Bij 29% van alle kinderen die mishandeling hadden meegemaakt was er sprake vanmeer dan één vorm van mishandeling. Zoals ook het geval was in 2005 en 2010 bleek uit deze studie dat emotionele verwaarlozing het vaakst voorkwam. Het patroon van het voorkomen van de verschillende typen van mishandeling was verder gelijk over de tijd (2005 – 2010 – 2017).

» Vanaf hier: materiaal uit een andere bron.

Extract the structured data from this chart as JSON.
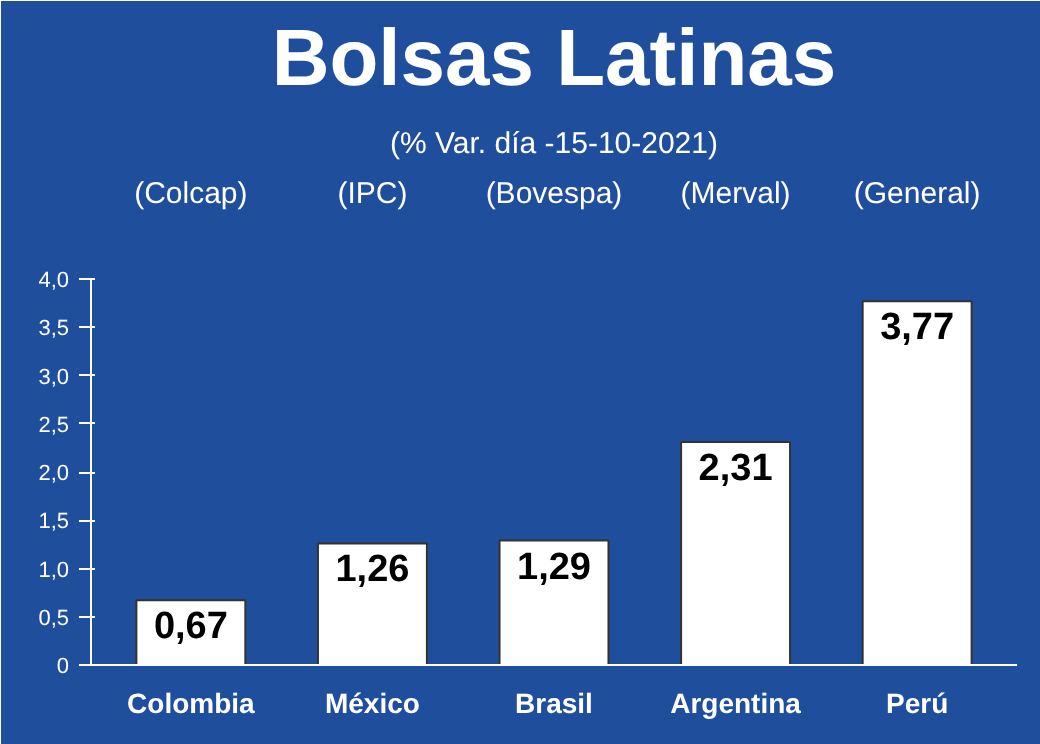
{
  "chart_data": {
    "type": "bar",
    "title": "Bolsas Latinas",
    "subtitle": "(% Var. día -15-10-2021)",
    "categories": [
      "Colombia",
      "México",
      "Brasil",
      "Argentina",
      "Perú"
    ],
    "values": [
      0.67,
      1.26,
      1.29,
      2.31,
      3.77
    ],
    "value_labels": [
      "0,67",
      "1,26",
      "1,29",
      "2,31",
      "3,77"
    ],
    "color": "#ffffff",
    "annotations": [
      "(Colcap)",
      "(IPC)",
      "(Bovespa)",
      "(Merval)",
      "(General)"
    ],
    "ylim": [
      0,
      4.0
    ],
    "yticks": [
      {
        "value": 0,
        "label": "0"
      },
      {
        "value": 0.5,
        "label": "0,5"
      },
      {
        "value": 1.0,
        "label": "1,0"
      },
      {
        "value": 1.5,
        "label": "1,5"
      },
      {
        "value": 2.0,
        "label": "2,0"
      },
      {
        "value": 2.5,
        "label": "2,5"
      },
      {
        "value": 3.0,
        "label": "3,0"
      },
      {
        "value": 3.5,
        "label": "3,5"
      },
      {
        "value": 4.0,
        "label": "4,0"
      }
    ],
    "grid": false
  }
}
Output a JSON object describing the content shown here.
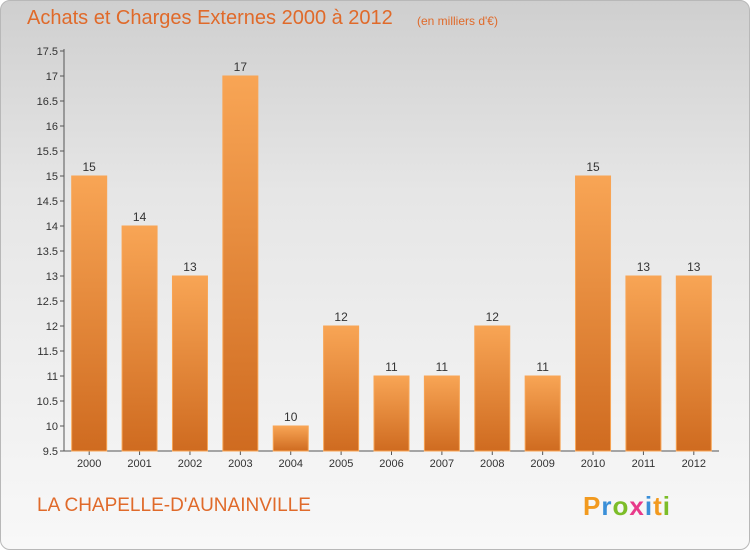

Net als in eerdere jaren vonden we dat lage opleiding, werkloosheid, niet-Nederlandse afkomst, eenoudergezin, stiefgezin, grote gezinnen (gezinnen met 4 of meer kinderen) en jonge leeftijd van het kind risicofactoren waren voor kindermishandeling. Lage opleiding betekende een vijf keer verhoogd risico op kindermishandeling, het risico in gezinnen met werkloze ouders was 3,6 keer verhoogd, in gezinnen met ouders van niet-Nederlandse afkomst was het risico 3,4 keer (eerste generatie) en bijna twee keer (tweede generatie) groter dan in andere gezinnen. Het risico op kindermishandeling in eenouderge￾zinnen was 2,3 keer groter dan in tweeoudergezinnen, dat in stiefgezinnen was 1,6 keer gro￾ter dan in anderen gezinnen en in gezinnen met 4 of meer kinderen was het risico 1,7 keer 
groter dan in andere gezinnen. Ten slotte was het risico voor kinderen van 0 tot 3 jaar 1,8 keer groter dan voor oudere kinderen. Deze risicofactoren mogen niet worden geïnterpreteerd als oorzaken voor kindermishandeling maar kunnen wel richting geven aan beleid.